Der Forschungsleiter von Grayscale vergleicht Ethereum mit einer kleinen Nation
Zach Pandl, Forschungsleiter bei Grayscale, hat auf X ein Gedankenexperiment vorgestellt, das Ethereum als ein winziges Land darstellt, das seine Finanzen durch Gelddrucken statt durch Steuern verwaltet.
Pandl kennzeichnete seinen Beitrag als „Quasi-Brainstorming zur $ETH-Ausgabe“. Anschließend ging er ins Detail und erklärte, Ethereum sei „ähnlich einem minimalen Nationalstaat“, dessen einzige Aufgabe darin bestehe, Eigentumsrechte und den Werttransfer zu schützen.
Er sprach auch darüber, wie Ethereum seine Ausgaben finanzieren wird, und schrieb: „Ethereum erhebt keine Steuern zur Finanzierung staatlicher Dienstleistungen.“
Pandl erklärte, dass sich das Netzwerk durch Geldschöpfung; in diesem Fall durch ETH. Diese Einnahmequelle wird von Ökonomen als Seigniorage bezeichnet und ist der Gewinn, den ein Währungsemittent allein durch die Geldschöpfung erzielt.
Wer wird in Pandls System die Eigentumsrechte von Ethereumschützen?
Die Staker sind die Gruppe, die den Dienst zum Schutz Ethereumübernimmt. Laut Pandl werden die Staker für ihre Dienste mit neu geschaffenem ETH entschädigt.
Durch diese Vorgehensweise werden Fiskal- und Geldpolitik in einen gemeinsamen Kreislauf integriert, was in den meisten Volkswirtschaften üblicherweise der Fall ist.
Dies geschieht in Pandls Quasi-Brainstorming, da die Sicherung des Netzwerks gleichzeitig eine Ausweitung der Geldmenge darstellt.
Dies verdeutlicht auch einen Unterschied zwischen Bitcoin und Ether. Das Angebot an Bitcoin ist auf eine feste Menge begrenzt. Die Ausgabe von Ether hingegen ist flexibel und schwankt je nach Netzwerkauslastung und dem Anteil der gestakten Token. Dadurch ist Knappheit für diejenigen, die Ether als Wertspeicher betrachten, schwerer zu bestimmen.
Warum ist die Berechnung der ETH-Ausgabe derzeit umstritten?
Ethereum Validatoren verdienen zusammen jährlich rund 700.000 ETH an Staking-Belohnungen, doch aktuell mangelt es dem Ökosystem Berichten zufolge an cash , um seine Kernentwickler zu bezahlen.

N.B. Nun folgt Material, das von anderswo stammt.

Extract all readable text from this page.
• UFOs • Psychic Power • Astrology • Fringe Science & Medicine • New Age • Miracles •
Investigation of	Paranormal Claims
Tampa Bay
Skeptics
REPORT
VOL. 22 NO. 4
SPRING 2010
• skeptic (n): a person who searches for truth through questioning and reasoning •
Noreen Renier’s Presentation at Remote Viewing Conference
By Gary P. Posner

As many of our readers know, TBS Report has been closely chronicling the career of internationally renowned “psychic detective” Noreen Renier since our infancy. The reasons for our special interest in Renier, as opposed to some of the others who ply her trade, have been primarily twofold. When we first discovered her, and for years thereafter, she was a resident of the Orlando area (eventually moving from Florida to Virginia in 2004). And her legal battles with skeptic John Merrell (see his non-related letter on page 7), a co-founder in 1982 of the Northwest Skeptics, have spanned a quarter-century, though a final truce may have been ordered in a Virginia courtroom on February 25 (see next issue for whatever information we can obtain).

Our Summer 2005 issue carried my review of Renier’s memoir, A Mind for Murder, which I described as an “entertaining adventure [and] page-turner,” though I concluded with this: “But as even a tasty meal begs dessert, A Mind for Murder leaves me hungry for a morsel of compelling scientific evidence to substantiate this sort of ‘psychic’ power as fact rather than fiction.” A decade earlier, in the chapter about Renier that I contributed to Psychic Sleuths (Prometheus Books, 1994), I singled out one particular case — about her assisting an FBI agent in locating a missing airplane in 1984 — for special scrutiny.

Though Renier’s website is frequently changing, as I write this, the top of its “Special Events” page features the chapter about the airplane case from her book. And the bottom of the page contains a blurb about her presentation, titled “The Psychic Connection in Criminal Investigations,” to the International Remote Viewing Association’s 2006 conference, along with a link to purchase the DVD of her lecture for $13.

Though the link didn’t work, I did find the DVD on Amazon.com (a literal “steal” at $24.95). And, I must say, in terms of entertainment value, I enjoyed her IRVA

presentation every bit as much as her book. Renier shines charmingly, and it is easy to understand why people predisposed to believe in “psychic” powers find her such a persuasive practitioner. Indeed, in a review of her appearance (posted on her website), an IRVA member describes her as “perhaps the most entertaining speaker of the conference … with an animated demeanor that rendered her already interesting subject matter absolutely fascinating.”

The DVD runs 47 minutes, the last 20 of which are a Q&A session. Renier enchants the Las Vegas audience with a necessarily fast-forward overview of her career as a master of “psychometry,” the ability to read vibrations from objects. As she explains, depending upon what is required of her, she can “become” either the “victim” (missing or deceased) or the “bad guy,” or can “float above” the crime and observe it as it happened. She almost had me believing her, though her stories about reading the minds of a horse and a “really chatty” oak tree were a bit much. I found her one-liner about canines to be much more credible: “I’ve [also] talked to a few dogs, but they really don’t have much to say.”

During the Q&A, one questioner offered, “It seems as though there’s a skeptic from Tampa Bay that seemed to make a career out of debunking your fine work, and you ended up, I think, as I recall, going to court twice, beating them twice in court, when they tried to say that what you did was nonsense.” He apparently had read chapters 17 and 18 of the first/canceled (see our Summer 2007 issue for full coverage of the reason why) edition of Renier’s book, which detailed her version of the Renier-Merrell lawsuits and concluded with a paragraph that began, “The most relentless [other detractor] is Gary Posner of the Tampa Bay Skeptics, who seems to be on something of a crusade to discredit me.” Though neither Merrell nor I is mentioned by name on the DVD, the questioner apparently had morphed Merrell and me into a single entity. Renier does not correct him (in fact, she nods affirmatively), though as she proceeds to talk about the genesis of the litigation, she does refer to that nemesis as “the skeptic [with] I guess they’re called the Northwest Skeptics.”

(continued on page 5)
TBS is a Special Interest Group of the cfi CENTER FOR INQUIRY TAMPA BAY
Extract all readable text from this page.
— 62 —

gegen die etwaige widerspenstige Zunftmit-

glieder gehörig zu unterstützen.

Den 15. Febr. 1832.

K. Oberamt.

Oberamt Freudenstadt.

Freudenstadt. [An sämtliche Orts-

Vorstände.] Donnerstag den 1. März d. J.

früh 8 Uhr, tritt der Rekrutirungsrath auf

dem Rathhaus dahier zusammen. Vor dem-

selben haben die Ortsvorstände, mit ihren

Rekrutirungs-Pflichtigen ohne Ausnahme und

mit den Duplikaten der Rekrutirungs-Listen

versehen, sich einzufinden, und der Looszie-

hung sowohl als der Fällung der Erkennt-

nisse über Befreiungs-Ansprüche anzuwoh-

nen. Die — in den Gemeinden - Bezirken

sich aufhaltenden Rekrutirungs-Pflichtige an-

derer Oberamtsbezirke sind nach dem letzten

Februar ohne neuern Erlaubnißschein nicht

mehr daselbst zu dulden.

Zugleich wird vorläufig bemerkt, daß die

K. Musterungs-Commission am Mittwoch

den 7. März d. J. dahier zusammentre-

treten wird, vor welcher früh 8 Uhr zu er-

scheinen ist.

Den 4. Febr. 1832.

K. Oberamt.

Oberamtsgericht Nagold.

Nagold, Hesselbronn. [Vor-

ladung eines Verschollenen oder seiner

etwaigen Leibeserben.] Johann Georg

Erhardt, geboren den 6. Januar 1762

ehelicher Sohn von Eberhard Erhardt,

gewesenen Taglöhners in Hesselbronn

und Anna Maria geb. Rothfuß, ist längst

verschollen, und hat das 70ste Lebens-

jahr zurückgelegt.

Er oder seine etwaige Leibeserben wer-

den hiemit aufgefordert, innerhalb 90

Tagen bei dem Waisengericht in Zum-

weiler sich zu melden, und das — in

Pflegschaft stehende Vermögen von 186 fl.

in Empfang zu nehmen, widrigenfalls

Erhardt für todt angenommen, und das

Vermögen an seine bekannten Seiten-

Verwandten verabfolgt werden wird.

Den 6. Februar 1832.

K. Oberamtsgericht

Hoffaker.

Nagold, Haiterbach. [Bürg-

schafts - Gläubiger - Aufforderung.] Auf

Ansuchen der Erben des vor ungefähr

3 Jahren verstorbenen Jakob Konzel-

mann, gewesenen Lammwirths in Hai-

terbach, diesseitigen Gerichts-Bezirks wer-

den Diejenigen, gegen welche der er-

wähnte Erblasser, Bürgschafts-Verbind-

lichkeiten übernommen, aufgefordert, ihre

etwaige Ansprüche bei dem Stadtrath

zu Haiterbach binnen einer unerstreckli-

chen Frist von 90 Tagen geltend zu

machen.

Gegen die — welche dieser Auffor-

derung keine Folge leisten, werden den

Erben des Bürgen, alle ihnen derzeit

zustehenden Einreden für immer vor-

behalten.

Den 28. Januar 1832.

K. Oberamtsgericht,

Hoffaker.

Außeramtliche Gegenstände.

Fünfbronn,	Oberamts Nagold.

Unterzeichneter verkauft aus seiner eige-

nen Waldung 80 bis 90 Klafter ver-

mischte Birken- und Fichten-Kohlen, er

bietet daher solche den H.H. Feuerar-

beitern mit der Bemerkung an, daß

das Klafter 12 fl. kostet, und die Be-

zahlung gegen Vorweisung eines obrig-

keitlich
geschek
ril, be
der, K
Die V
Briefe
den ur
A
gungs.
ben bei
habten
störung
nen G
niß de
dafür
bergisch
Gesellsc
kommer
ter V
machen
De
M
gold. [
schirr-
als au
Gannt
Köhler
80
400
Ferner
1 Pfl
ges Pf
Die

Im Juni wies der ehemalige Ethereum der Foundation keine gesicherte Finanzierungsquelle vorhanden ist der Ausgabenkürzungen.
Es gab verschiedene Vorschläge, wie die Stiftung diese Lücke schließen kann. Eine Gruppe ist der Ansicht, dass die Lücke durch eine Reduzierung der Belohnungen für Validatoren geschlossen werden kann.
Kritiker dieses Vorgehens argumentieren jedoch, dass dies sinnlos sei, wenn Validatoren bereit sind, auf einen Teil ihrer Erträgeverzichten. Ihr Hauptargument lautet, dass keine neue Verteilungsschicht benötigt werde; stattdessen könne das Netzwerk einfach weniger ETH ausgeben.
Pandls Skizze des Nationalstaats ist zwar keine Lösung für die Finanzierungslücke, aber sie verdeutlicht, dass die Geldmenge die Staatskasse ist und jede Diskussion über die Finanzierung eine Diskussion darüber ist, wie groß diese Staatskasse sein sollte.